So far this term, legislators have paralyzed the parliament, not with debate, but with chaotic tantrums.  In an effort to embarrass Prime Minister Manmohan Singh's Congress party, however, they've accomplished something much more dire -- they've shown that the institutions of India's government are themselves not worthy of respect, that rules are there only to be flouted, and that arbitrariness is to be valued above all.  How else can you explain the arrogant willingness to achieve nothing but waste time, when India has so many compelling problems?

Guha writes:

As this column goes to press, Parliament has been stalled for a whole week. And this is nothing new. Fully 22 per cent of the time of the 14th Lok Sabha was lost due to disruptions. Newspaper reports often flag the short-term financial costs - .17 DAYS OF PARLIAMENT DEADLOCK COST THE NATION Rs 132 CRORES. ran one headline in 2010 -but there are more serious long-term effects.

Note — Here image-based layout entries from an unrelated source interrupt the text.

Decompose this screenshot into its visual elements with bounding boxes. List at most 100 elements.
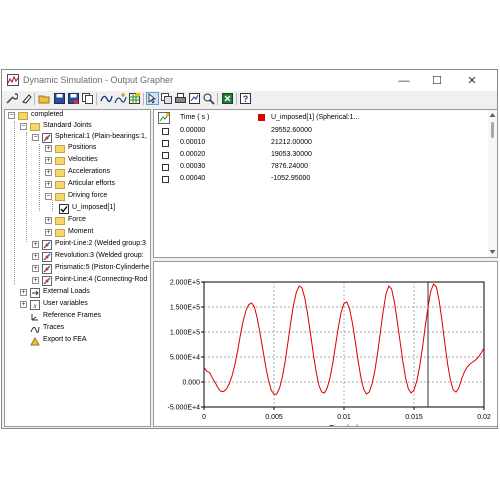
tree-item-velocities[interactable]: Velocities (68, 156, 98, 163)
title-bar: Dynamic Simulation - Output Grapher — ☐ … (2, 70, 497, 91)
row-checkbox[interactable] (162, 164, 169, 171)
save-icon[interactable] (53, 92, 66, 105)
zoom-icon[interactable] (202, 92, 215, 105)
x-tick-label: 0 (202, 414, 206, 421)
minimize-button[interactable]: — (389, 71, 419, 90)
tree-item-driving-force[interactable]: Driving force (68, 192, 107, 199)
help-icon[interactable]: ? (239, 92, 252, 105)
tree-expander[interactable]: + (32, 241, 39, 248)
tree-expander[interactable]: + (45, 169, 52, 176)
tree-expander[interactable]: − (32, 134, 39, 141)
folder-icon (30, 123, 40, 131)
tree-expander[interactable]: + (20, 301, 27, 308)
export-fea-icon (30, 336, 40, 346)
joint-icon (42, 133, 52, 143)
x-tick-label: 0.01 (337, 414, 351, 421)
scrollbar-thumb[interactable] (491, 122, 494, 138)
y-tick-label: 0.000 (182, 380, 200, 387)
x-tick-label: 0.015 (405, 414, 423, 421)
close-button[interactable]: ✕ (457, 71, 487, 90)
row-checkbox[interactable] (162, 176, 169, 183)
row-checkbox[interactable] (162, 152, 169, 159)
print-icon[interactable] (174, 92, 187, 105)
chart-pane[interactable]: 2.000E+5 1.500E+5 1.000E+5 5.000E+4 0.000 -5.… (153, 261, 498, 427)
column-header-time[interactable]: Time ( s ) (180, 114, 209, 121)
folder-icon (18, 112, 28, 120)
scroll-down-icon[interactable] (489, 249, 496, 255)
checkbox-checked-icon[interactable] (59, 204, 69, 214)
tree-item-external-loads[interactable]: External Loads (43, 288, 90, 295)
copy-icon[interactable] (81, 92, 94, 105)
copy-chart-icon[interactable] (160, 92, 173, 105)
wrench-icon[interactable] (5, 92, 18, 105)
table-scrollbar[interactable] (488, 110, 497, 257)
tree-expander[interactable]: + (45, 229, 52, 236)
column-header-series[interactable]: U_imposed[1] (Spherical:1... (271, 114, 359, 121)
joint-icon (42, 276, 52, 286)
folder-icon (55, 157, 65, 165)
folder-icon (55, 181, 65, 189)
export-icon[interactable] (188, 92, 201, 105)
curve-icon[interactable] (100, 92, 113, 105)
folder-icon (55, 169, 65, 177)
tree-expander[interactable]: + (20, 289, 27, 296)
plot-area (203, 281, 485, 408)
tree-expander[interactable]: + (45, 157, 52, 164)
joint-icon (42, 240, 52, 250)
y-tick-label: 1.000E+5 (170, 330, 200, 337)
tree-item-completed[interactable]: completed (31, 111, 63, 118)
scroll-up-icon[interactable] (489, 112, 496, 118)
row-checkbox[interactable] (162, 128, 169, 135)
tree-expander[interactable]: − (20, 123, 27, 130)
tree-expander[interactable]: − (45, 193, 52, 200)
tree-item-prismatic-5[interactable]: Prismatic:5 (Piston-Cylinderhe (55, 264, 149, 271)
toolbar-separator (96, 93, 97, 105)
tree-expander[interactable]: + (32, 253, 39, 260)
tree-item-revolution-3[interactable]: Revolution:3 (Welded group: (55, 252, 144, 259)
tree-item-reference-frames[interactable]: Reference Frames (43, 312, 101, 319)
row-checkbox[interactable] (162, 140, 169, 147)
tree-item-positions[interactable]: Positions (68, 144, 96, 151)
tree-item-u-imposed[interactable]: U_imposed[1] (72, 204, 115, 211)
open-folder-icon[interactable] (38, 92, 51, 105)
traces-icon (30, 326, 40, 333)
tree-item-standard-joints[interactable]: Standard Joints (43, 122, 92, 129)
chart-svg: 2.000E+5 1.500E+5 1.000E+5 5.000E+4 0.000 -5.… (168, 280, 491, 427)
save-as-icon[interactable] (67, 92, 80, 105)
y-tick-label: 5.000E+4 (170, 355, 200, 362)
grid-icon[interactable] (128, 92, 141, 105)
table-cell-value: 21212.00000 (271, 139, 312, 146)
select-icon[interactable] (146, 92, 159, 105)
table-cell-value: 29552.60000 (271, 127, 312, 134)
y-tick-label: 1.500E+5 (170, 305, 200, 312)
tree-expander[interactable]: − (8, 112, 15, 119)
tree-item-spherical[interactable]: Spherical:1 (Plain-bearings:1, (55, 133, 147, 140)
y-tick-label: 2.000E+5 (170, 280, 200, 287)
table-cell-time: 0.00040 (180, 175, 206, 182)
tree-item-user-variables[interactable]: User variables (43, 300, 88, 307)
tree-expander[interactable]: + (32, 277, 39, 284)
toolbar-separator (217, 93, 218, 105)
tree-item-accelerations[interactable]: Accelerations (68, 168, 110, 175)
tree-item-point-line-4[interactable]: Point-Line:4 (Connecting-Rod (55, 276, 147, 283)
reference-frames-icon (31, 314, 38, 321)
excel-icon[interactable] (221, 92, 234, 105)
eraser-icon[interactable] (20, 92, 33, 105)
tree-connector (26, 132, 27, 242)
tree-item-traces[interactable]: Traces (43, 324, 64, 331)
folder-icon (55, 229, 65, 237)
tree-expander[interactable]: + (45, 145, 52, 152)
tree-expander[interactable]: + (45, 217, 52, 224)
tree-item-articular-efforts[interactable]: Articular efforts (68, 180, 115, 187)
x-axis-label: Time ( s ) (329, 425, 358, 426)
tree-item-export-fea[interactable]: Export to FEA (43, 336, 87, 343)
results-tree[interactable]: − completed − Standard Joints − Spherica… (4, 109, 151, 427)
tree-item-force[interactable]: Force (68, 216, 86, 223)
tree-item-point-line-2[interactable]: Point-Line:2 (Welded group:3 (55, 240, 146, 247)
table-header-icon (158, 112, 170, 124)
tree-item-moment[interactable]: Moment (68, 228, 93, 235)
maximize-button[interactable]: ☐ (422, 71, 452, 90)
tree-expander[interactable]: + (32, 265, 39, 272)
tree-expander[interactable]: + (45, 181, 52, 188)
curve-add-icon[interactable] (114, 92, 127, 105)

These consist in the delay of the passing of bills crucial to the better functioning of government, to faster and more inclusive economic growth, and to enhancing the provision of social services.

The culprit is unrestrained partisanism, in which the various political parties (and outside players, too) will stop at nothing -- even derailing the nation and its institutions -- for their own short-term gains.  Hence, the BJP shuts down the government because the Congress has dared to implement a policy that the BJP itself sought to implement when it was last in government.  Or the Congress excludes even a single Opposition member from talks about arguably the most important bill of recent years -- the anti-corruption ombudsman suggested by Anna Hazare.

The question is, can India's political parties pull back from the brink, and again take up the business of running the nation?  Or will they continue to see only to party business?